Visual Exformation
year: 2016
project manager: Johnny Rabines
collaboration: Cyril Teste / Jesper Nordin / Ircam
info: Installation & concert art piece
photo credits: Guillaume Chauvin / Vidéo : Jesper Nordin
Exformation, an interactive installation inspired by the concept of “exformation,” was developed for a composition by Jesper Nordin performed by the Diotima string quartet and combines musical, luminous and colorimetric scores. Around the musicians, positioned on a technically equipped stage, three aluminium-edged cubes with LEDs mounted on circular rails move and angle their light in keeping with an algorithmic programme based on analysis of the spectrum, timbre and intensity of the music. This sensitive object becomes a total composition, a poetic, digital entity responding to the work played at its centre.
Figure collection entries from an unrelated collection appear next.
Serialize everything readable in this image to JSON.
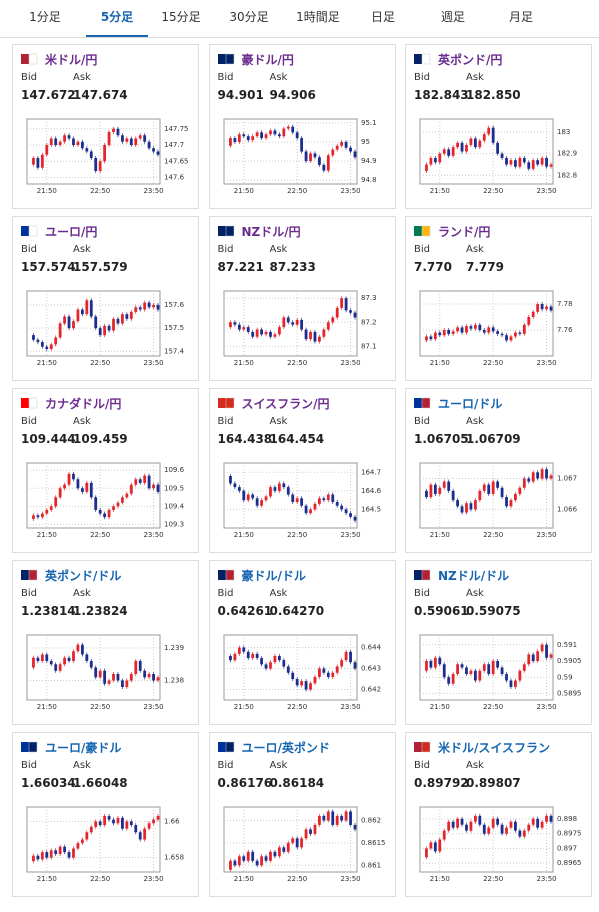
{
  "tabs": {
    "items": [
      "1分足",
      "5分足",
      "15分足",
      "30分足",
      "1時間足",
      "日足",
      "週足",
      "月足"
    ],
    "active": 1
  },
  "labels": {
    "bid": "Bid",
    "ask": "Ask"
  },
  "time_ticks": [
    "21:50",
    "22:50",
    "23:50"
  ],
  "up_color": "#e3262b",
  "down_color": "#1b2d8f",
  "cards": [
    {
      "name": "米ドル/円",
      "color": "#6b2c8f",
      "bid": "147.672",
      "ask": "147.674",
      "chart": {
        "ylim": [
          147.58,
          147.78
        ],
        "yticks": [
          147.6,
          147.65,
          147.7,
          147.75
        ],
        "closes": [
          147.64,
          147.66,
          147.63,
          147.67,
          147.7,
          147.72,
          147.7,
          147.71,
          147.73,
          147.72,
          147.7,
          147.71,
          147.69,
          147.68,
          147.66,
          147.62,
          147.65,
          147.7,
          147.74,
          147.75,
          147.73,
          147.71,
          147.72,
          147.7,
          147.72,
          147.73,
          147.71,
          147.69,
          147.68,
          147.67
        ]
      }
    },
    {
      "name": "豪ドル/円",
      "color": "#6b2c8f",
      "bid": "94.901",
      "ask": "94.906",
      "chart": {
        "ylim": [
          94.78,
          95.12
        ],
        "yticks": [
          94.8,
          94.9,
          95,
          95.1
        ],
        "closes": [
          94.98,
          95.02,
          95.0,
          95.04,
          95.03,
          95.01,
          95.03,
          95.05,
          95.02,
          95.04,
          95.06,
          95.04,
          95.03,
          95.07,
          95.08,
          95.05,
          95.02,
          94.95,
          94.9,
          94.94,
          94.92,
          94.88,
          94.85,
          94.93,
          94.96,
          94.98,
          95.0,
          94.97,
          94.95,
          94.92
        ]
      }
    },
    {
      "name": "英ポンド/円",
      "color": "#6b2c8f",
      "bid": "182.843",
      "ask": "182.850",
      "chart": {
        "ylim": [
          182.76,
          183.06
        ],
        "yticks": [
          182.8,
          182.9,
          183
        ],
        "closes": [
          182.82,
          182.85,
          182.88,
          182.86,
          182.9,
          182.92,
          182.89,
          182.93,
          182.95,
          182.91,
          182.94,
          182.97,
          182.93,
          182.96,
          182.99,
          183.02,
          182.95,
          182.9,
          182.88,
          182.85,
          182.87,
          182.84,
          182.88,
          182.86,
          182.83,
          182.87,
          182.85,
          182.88,
          182.84,
          182.85
        ]
      }
    },
    {
      "name": "ユーロ/円",
      "color": "#6b2c8f",
      "bid": "157.574",
      "ask": "157.579",
      "chart": {
        "ylim": [
          157.38,
          157.66
        ],
        "yticks": [
          157.4,
          157.5,
          157.6
        ],
        "closes": [
          157.47,
          157.45,
          157.44,
          157.42,
          157.41,
          157.43,
          157.46,
          157.52,
          157.55,
          157.5,
          157.53,
          157.58,
          157.56,
          157.62,
          157.55,
          157.5,
          157.47,
          157.51,
          157.49,
          157.54,
          157.52,
          157.56,
          157.54,
          157.57,
          157.59,
          157.58,
          157.61,
          157.59,
          157.6,
          157.58
        ]
      }
    },
    {
      "name": "NZドル/円",
      "color": "#6b2c8f",
      "bid": "87.221",
      "ask": "87.233",
      "chart": {
        "ylim": [
          87.06,
          87.33
        ],
        "yticks": [
          87.1,
          87.2,
          87.3
        ],
        "closes": [
          87.18,
          87.2,
          87.19,
          87.17,
          87.18,
          87.16,
          87.14,
          87.17,
          87.15,
          87.16,
          87.14,
          87.15,
          87.18,
          87.22,
          87.2,
          87.19,
          87.21,
          87.17,
          87.13,
          87.16,
          87.12,
          87.14,
          87.17,
          87.2,
          87.22,
          87.26,
          87.3,
          87.25,
          87.24,
          87.22
        ]
      }
    },
    {
      "name": "ランド/円",
      "color": "#6b2c8f",
      "bid": "7.770",
      "ask": "7.779",
      "chart": {
        "ylim": [
          7.74,
          7.79
        ],
        "yticks": [
          7.76,
          7.78
        ],
        "closes": [
          7.752,
          7.755,
          7.753,
          7.758,
          7.756,
          7.76,
          7.757,
          7.759,
          7.762,
          7.758,
          7.763,
          7.761,
          7.764,
          7.76,
          7.758,
          7.762,
          7.759,
          7.757,
          7.756,
          7.752,
          7.755,
          7.758,
          7.757,
          7.764,
          7.77,
          7.774,
          7.78,
          7.776,
          7.778,
          7.775
        ]
      }
    },
    {
      "name": "カナダドル/円",
      "color": "#6b2c8f",
      "bid": "109.444",
      "ask": "109.459",
      "chart": {
        "ylim": [
          109.28,
          109.64
        ],
        "yticks": [
          109.3,
          109.4,
          109.5,
          109.6
        ],
        "closes": [
          109.33,
          109.35,
          109.34,
          109.36,
          109.38,
          109.4,
          109.45,
          109.5,
          109.52,
          109.58,
          109.55,
          109.5,
          109.48,
          109.53,
          109.45,
          109.38,
          109.36,
          109.34,
          109.38,
          109.4,
          109.42,
          109.45,
          109.47,
          109.52,
          109.55,
          109.53,
          109.57,
          109.5,
          109.52,
          109.48
        ]
      }
    },
    {
      "name": "スイスフラン/円",
      "color": "#6b2c8f",
      "bid": "164.438",
      "ask": "164.454",
      "chart": {
        "ylim": [
          164.4,
          164.75
        ],
        "yticks": [
          164.5,
          164.6,
          164.7
        ],
        "closes": [
          164.68,
          164.64,
          164.62,
          164.6,
          164.55,
          164.58,
          164.56,
          164.52,
          164.55,
          164.57,
          164.62,
          164.6,
          164.64,
          164.62,
          164.58,
          164.54,
          164.56,
          164.52,
          164.48,
          164.5,
          164.53,
          164.56,
          164.55,
          164.58,
          164.54,
          164.52,
          164.5,
          164.48,
          164.46,
          164.44
        ]
      }
    },
    {
      "name": "ユーロ/ドル",
      "color": "#1565b0",
      "bid": "1.06705",
      "ask": "1.06709",
      "chart": {
        "ylim": [
          1.0654,
          1.0675
        ],
        "yticks": [
          1.066,
          1.067
        ],
        "closes": [
          1.0666,
          1.0664,
          1.0668,
          1.0665,
          1.0667,
          1.0669,
          1.0666,
          1.0663,
          1.0661,
          1.0659,
          1.0662,
          1.066,
          1.0663,
          1.0666,
          1.0668,
          1.0665,
          1.0669,
          1.0667,
          1.0664,
          1.0661,
          1.0663,
          1.0665,
          1.0667,
          1.067,
          1.0669,
          1.0672,
          1.067,
          1.0673,
          1.067,
          1.0671
        ]
      }
    },
    {
      "name": "英ポンド/ドル",
      "color": "#1565b0",
      "bid": "1.23814",
      "ask": "1.23824",
      "chart": {
        "ylim": [
          1.2374,
          1.2394
        ],
        "yticks": [
          1.238,
          1.239
        ],
        "closes": [
          1.2384,
          1.2387,
          1.2386,
          1.2388,
          1.2386,
          1.2385,
          1.2383,
          1.2385,
          1.2387,
          1.2386,
          1.2389,
          1.2391,
          1.2388,
          1.2386,
          1.2384,
          1.2381,
          1.2383,
          1.2379,
          1.238,
          1.2382,
          1.238,
          1.2378,
          1.238,
          1.2382,
          1.2386,
          1.2383,
          1.2381,
          1.2382,
          1.238,
          1.2381
        ]
      }
    },
    {
      "name": "豪ドル/ドル",
      "color": "#1565b0",
      "bid": "0.64261",
      "ask": "0.64270",
      "chart": {
        "ylim": [
          0.6415,
          0.6446
        ],
        "yticks": [
          0.642,
          0.643,
          0.644
        ],
        "closes": [
          0.6436,
          0.6434,
          0.6437,
          0.644,
          0.6438,
          0.6435,
          0.6437,
          0.6435,
          0.6432,
          0.643,
          0.6433,
          0.6436,
          0.6434,
          0.6431,
          0.6428,
          0.6425,
          0.6422,
          0.6424,
          0.642,
          0.6423,
          0.6426,
          0.643,
          0.6428,
          0.6426,
          0.6428,
          0.6431,
          0.6434,
          0.6438,
          0.6433,
          0.643
        ]
      }
    },
    {
      "name": "NZドル/ドル",
      "color": "#1565b0",
      "bid": "0.59061",
      "ask": "0.59075",
      "chart": {
        "ylim": [
          0.5893,
          0.5913
        ],
        "yticks": [
          0.5895,
          0.59,
          0.5905,
          0.591
        ],
        "closes": [
          0.5902,
          0.5905,
          0.5903,
          0.5906,
          0.5904,
          0.59,
          0.5898,
          0.5901,
          0.5904,
          0.5903,
          0.5901,
          0.5902,
          0.5899,
          0.5902,
          0.5904,
          0.5901,
          0.5905,
          0.5903,
          0.5901,
          0.5899,
          0.5897,
          0.5899,
          0.5902,
          0.5904,
          0.5907,
          0.5905,
          0.5908,
          0.591,
          0.5906,
          0.5907
        ]
      }
    },
    {
      "name": "ユーロ/豪ドル",
      "color": "#1565b0",
      "bid": "1.66034",
      "ask": "1.66048",
      "chart": {
        "ylim": [
          1.6572,
          1.6608
        ],
        "yticks": [
          1.658,
          1.66
        ],
        "closes": [
          1.6578,
          1.6581,
          1.6579,
          1.6583,
          1.658,
          1.6584,
          1.6582,
          1.6586,
          1.6583,
          1.658,
          1.6585,
          1.6588,
          1.659,
          1.6594,
          1.6597,
          1.66,
          1.6598,
          1.6603,
          1.6601,
          1.6599,
          1.6602,
          1.6596,
          1.66,
          1.6598,
          1.6594,
          1.659,
          1.6596,
          1.6599,
          1.6601,
          1.6603
        ]
      }
    },
    {
      "name": "ユーロ/英ポンド",
      "color": "#1565b0",
      "bid": "0.86176",
      "ask": "0.86184",
      "chart": {
        "ylim": [
          0.86085,
          0.8623
        ],
        "yticks": [
          0.861,
          0.8615,
          0.862
        ],
        "closes": [
          0.8609,
          0.8611,
          0.861,
          0.8612,
          0.8611,
          0.8613,
          0.8611,
          0.861,
          0.8612,
          0.8611,
          0.8613,
          0.8612,
          0.8614,
          0.8613,
          0.8615,
          0.8616,
          0.8614,
          0.8616,
          0.8618,
          0.8617,
          0.8619,
          0.8621,
          0.862,
          0.8622,
          0.8619,
          0.8621,
          0.862,
          0.8622,
          0.8619,
          0.8618
        ]
      }
    },
    {
      "name": "米ドル/スイスフラン",
      "color": "#1565b0",
      "bid": "0.89792",
      "ask": "0.89807",
      "chart": {
        "ylim": [
          0.8962,
          0.8984
        ],
        "yticks": [
          0.8965,
          0.897,
          0.8975,
          0.898
        ],
        "closes": [
          0.8967,
          0.897,
          0.8972,
          0.8969,
          0.8973,
          0.8976,
          0.8979,
          0.8977,
          0.898,
          0.8978,
          0.8976,
          0.8979,
          0.8981,
          0.8978,
          0.8975,
          0.8977,
          0.898,
          0.8978,
          0.8975,
          0.8977,
          0.8979,
          0.8976,
          0.8974,
          0.8976,
          0.8978,
          0.898,
          0.8977,
          0.8979,
          0.8981,
          0.8979
        ]
      }
    }
  ]
}
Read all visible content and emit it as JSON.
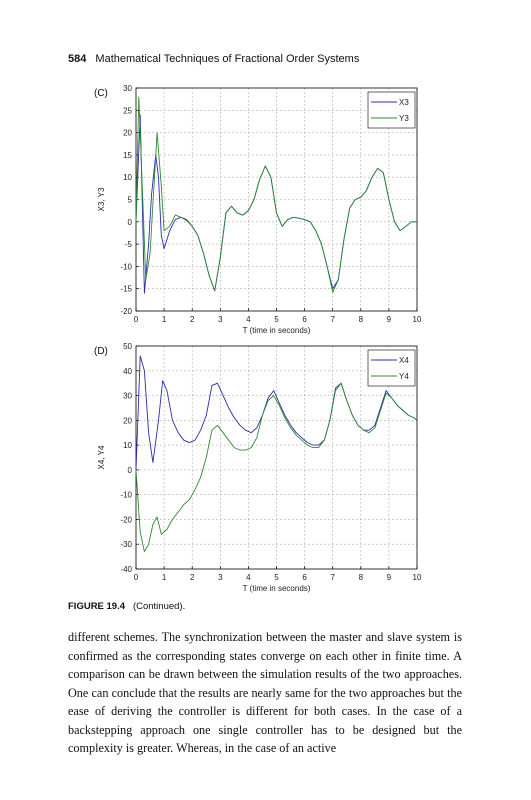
{
  "header": {
    "page_number": "584",
    "running_title": "Mathematical Techniques of Fractional Order Systems"
  },
  "chart_data": [
    {
      "type": "line",
      "panel_label": "(C)",
      "xlabel": "T (time in seconds)",
      "ylabel": "X3, Y3",
      "xlim": [
        0,
        10
      ],
      "ylim": [
        -20,
        30
      ],
      "xticks": [
        "0",
        "1",
        "2",
        "3",
        "4",
        "5",
        "6",
        "7",
        "8",
        "9",
        "10"
      ],
      "yticks": [
        "30",
        "25",
        "20",
        "15",
        "10",
        "5",
        "0",
        "-5",
        "-10",
        "-15",
        "-20"
      ],
      "grid": true,
      "legend_position": "top-right",
      "legend": [
        "X3",
        "Y3"
      ],
      "series": [
        {
          "name": "X3",
          "color": "#2b2bb0",
          "x": [
            0,
            0.15,
            0.3,
            0.45,
            0.55,
            0.7,
            0.8,
            0.9,
            1.0,
            1.2,
            1.4,
            1.6,
            1.8,
            2.0,
            2.2,
            2.4,
            2.6,
            2.8,
            3.0,
            3.2,
            3.4,
            3.6,
            3.8,
            4.0,
            4.2,
            4.4,
            4.6,
            4.8,
            5.0,
            5.2,
            5.4,
            5.6,
            5.8,
            6.0,
            6.2,
            6.4,
            6.6,
            6.8,
            7.0,
            7.2,
            7.4,
            7.6,
            7.8,
            8.0,
            8.2,
            8.4,
            8.6,
            8.8,
            9.0,
            9.2,
            9.4,
            9.6,
            9.8,
            10
          ],
          "y": [
            0,
            24,
            -16,
            -5,
            6,
            15,
            10,
            -3,
            -6,
            -2,
            0.5,
            1,
            0.5,
            -1,
            -3,
            -7,
            -12,
            -15.5,
            -8,
            2,
            3.5,
            2,
            1.5,
            2.5,
            5,
            9.5,
            12.5,
            10,
            2,
            -1,
            0.5,
            1,
            0.8,
            0.5,
            0,
            -2,
            -5,
            -10,
            -15,
            -13,
            -4,
            3,
            5,
            5.5,
            7,
            10,
            12,
            11,
            5,
            0,
            -2,
            -1,
            0,
            0
          ]
        },
        {
          "name": "Y3",
          "color": "#2e8a2e",
          "x": [
            0,
            0.1,
            0.2,
            0.35,
            0.5,
            0.6,
            0.75,
            0.9,
            1.0,
            1.2,
            1.4,
            1.6,
            1.8,
            2.0,
            2.2,
            2.4,
            2.6,
            2.8,
            3.0,
            3.2,
            3.4,
            3.6,
            3.8,
            4.0,
            4.2,
            4.4,
            4.6,
            4.8,
            5.0,
            5.2,
            5.4,
            5.6,
            5.8,
            6.0,
            6.2,
            6.4,
            6.6,
            6.8,
            7.0,
            7.2,
            7.4,
            7.6,
            7.8,
            8.0,
            8.2,
            8.4,
            8.6,
            8.8,
            9.0,
            9.2,
            9.4,
            9.6,
            9.8,
            10
          ],
          "y": [
            0,
            28,
            12,
            -13,
            -7,
            4,
            20,
            8,
            -2,
            -1,
            1.5,
            1,
            0.3,
            -1,
            -3,
            -7,
            -12,
            -15.5,
            -8,
            2,
            3.5,
            2,
            1.5,
            2.5,
            5,
            9.5,
            12.5,
            10,
            2,
            -1,
            0.5,
            1,
            0.8,
            0.5,
            0,
            -2,
            -5,
            -10,
            -15.8,
            -13,
            -4,
            3,
            5,
            5.5,
            7,
            10,
            12,
            11,
            5,
            0,
            -2,
            -1,
            0,
            0
          ]
        }
      ]
    },
    {
      "type": "line",
      "panel_label": "(D)",
      "xlabel": "T (time in seconds)",
      "ylabel": "X4, Y4",
      "xlim": [
        0,
        10
      ],
      "ylim": [
        -40,
        50
      ],
      "xticks": [
        "0",
        "1",
        "2",
        "3",
        "4",
        "5",
        "6",
        "7",
        "8",
        "9",
        "10"
      ],
      "yticks": [
        "50",
        "40",
        "30",
        "20",
        "10",
        "0",
        "-10",
        "-20",
        "-30",
        "-40"
      ],
      "grid": true,
      "legend_position": "top-right",
      "legend": [
        "X4",
        "Y4"
      ],
      "series": [
        {
          "name": "X4",
          "color": "#2b2bb0",
          "x": [
            0,
            0.15,
            0.3,
            0.45,
            0.6,
            0.8,
            0.95,
            1.1,
            1.3,
            1.5,
            1.7,
            1.9,
            2.1,
            2.3,
            2.5,
            2.7,
            2.9,
            3.1,
            3.3,
            3.5,
            3.7,
            3.9,
            4.1,
            4.3,
            4.5,
            4.7,
            4.9,
            5.1,
            5.3,
            5.5,
            5.7,
            5.9,
            6.1,
            6.3,
            6.5,
            6.7,
            6.9,
            7.1,
            7.3,
            7.5,
            7.7,
            7.9,
            8.1,
            8.3,
            8.5,
            8.7,
            8.9,
            9.1,
            9.3,
            9.5,
            9.7,
            9.9,
            10
          ],
          "y": [
            0,
            46,
            40,
            15,
            3,
            20,
            36,
            32,
            20,
            15,
            12,
            11,
            12,
            16,
            22,
            34,
            35,
            30,
            25,
            21,
            18,
            16,
            15,
            17,
            22,
            29,
            32,
            27,
            22,
            18,
            15,
            13,
            11,
            10,
            10,
            12,
            20,
            33,
            35,
            28,
            22,
            18,
            16,
            16,
            18,
            25,
            32,
            29,
            26,
            24,
            22,
            21,
            20
          ]
        },
        {
          "name": "Y4",
          "color": "#2e8a2e",
          "x": [
            0,
            0.15,
            0.3,
            0.45,
            0.6,
            0.75,
            0.9,
            1.1,
            1.3,
            1.5,
            1.7,
            1.9,
            2.1,
            2.3,
            2.5,
            2.7,
            2.9,
            3.1,
            3.3,
            3.5,
            3.7,
            3.9,
            4.1,
            4.3,
            4.5,
            4.7,
            4.9,
            5.1,
            5.3,
            5.5,
            5.7,
            5.9,
            6.1,
            6.3,
            6.5,
            6.7,
            6.9,
            7.1,
            7.3,
            7.5,
            7.7,
            7.9,
            8.1,
            8.3,
            8.5,
            8.7,
            8.9,
            9.1,
            9.3,
            9.5,
            9.7,
            9.9,
            10
          ],
          "y": [
            0,
            -25,
            -33,
            -30,
            -22,
            -19,
            -26,
            -24,
            -20,
            -17,
            -14,
            -12,
            -8,
            -3,
            5,
            16,
            18,
            15,
            12,
            9,
            8,
            8,
            9,
            13,
            22,
            28,
            30,
            26,
            21,
            17,
            14,
            12,
            10,
            9,
            9,
            12,
            20,
            32,
            35,
            28,
            22,
            18,
            16,
            15,
            17,
            24,
            31,
            29,
            26,
            24,
            22,
            21,
            20
          ]
        }
      ]
    }
  ],
  "caption": {
    "label": "FIGURE 19.4",
    "text": "(Continued)."
  },
  "body_text": "different schemes. The synchronization between the master and slave system is confirmed as the corresponding states converge on each other in finite time. A comparison can be drawn between the simulation results of the two approaches. One can conclude that the results are nearly same for the two approaches but the ease of deriving the controller is different for both cases. In the case of a backstepping approach one single controller has to be designed but the complexity is greater. Whereas, in the case of an active"
}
At the intersection of artistic disciplines, this project arose from conversations between Ramy Fischler and director Cyril Teste at Le Fresnoy in 2014 and their collaboration with the Swedish composer Jesper Nordin. Teste and Fischler are both fascinated by evolutions in the world of work and the nature of collaborative conception, and this is the first joint undertaking in their ongoing partnership. A generative, evolving object, a laboratory for new technologies and industrial applications, this luminous narrative offers a number of permutations. Its almost infinite cinematic and luminous possibilities offer the possibility of a huge range of performances in various artistic disciplines. Presented on its own, the object becomes autonomous and its simple presence – interacting with viewers via Gestrument software – is an event in itself. •
Fanny Léglise, 15 June 2016.
[1] The term “exformation” was first used by the Danish scientist Tor Nørretranders in his 1998 book The User Illusion, to designate the shared knowledge that, as he argued, was essential to effective communication: the words, sounds and gestures of the speaker implicitly share a “context” with those listening, a context that constitutes the exformation.